【国会議員歳費】 削減、打ち切り濃厚 国民負担増尻目に 身を切る改革、掛け声倒れ
18日の衆院議院運営委員会理事会。逢沢一郎委員長が歳費問題を念頭に議論を促したが、沈黙が続いた。削減延長を求めていたはずの公明党や野党の一部も特に発言はせず、散会した。

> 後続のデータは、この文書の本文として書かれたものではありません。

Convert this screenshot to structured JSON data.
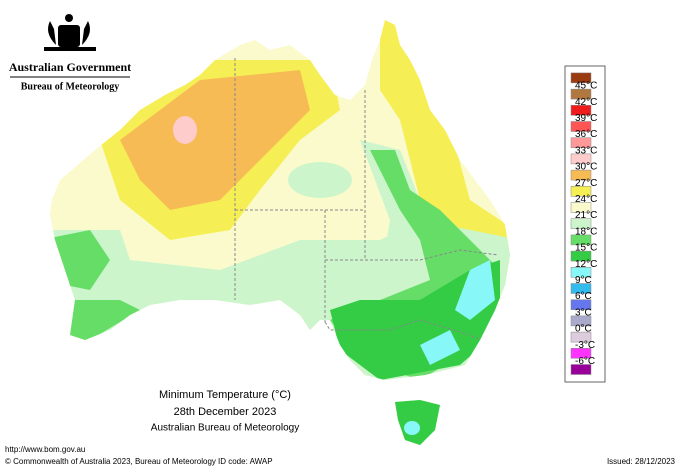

自民党の石破茂幹事長は15日、「借金して事務所の運営費に回している議員も多い。生活が困窮する状況はいかがか」と記者団に述べた。2回の期末手当を含めて現在、議員歳費の年額水準は約1685万円。削減が終了すれば約2106万円に戻る。党内では「民間に給与を上げるよう要請しているので総合的に考えるべきだ」(細田博之幹事長代行)と、賃上げの「率先垂範論」まで飛び出す。
公明党は「議員定数削減が実現していない」(井上義久幹事長)として、削減幅を約7%に圧縮しての延長を要求。自民党は「パフォーマンス」(幹部)と冷ややかだ。
政権与党当時に歳費削減を実現した民主党は、態度を明確にしない。松原仁国対委員長は「議員個々の問題なので丁寧な議論が必要だ」と述べるにとどめる。閣僚経験者は「誰もが歳費を上げてほしいと思っている」と本音を漏らす。
2012年の衆院選公約で30%削減を掲げた日本維新の会も腰が定まらない。小沢鋭仁国対委員長は現行の半分の10%カットを提唱したが、橋下徹共同代表の鶴の一声で、30%削減を要求する方針を決めた。
結いの党は、30%削減の議員立法の共同提出を日本維新に働き掛ける考えだ。消費税増税に反対する共産党は歳費に関し「検討中」(志位和夫委員長)と説明する一方、「最大の無駄遣い」(同氏)と位置付ける政党交付金の全廃を訴える。
期限が迫っているため各党は声を上げるものの、自民党幹部は「歳費の議論はもう終わった」と語り、逃げ切り作戦の「成功」を宣言した。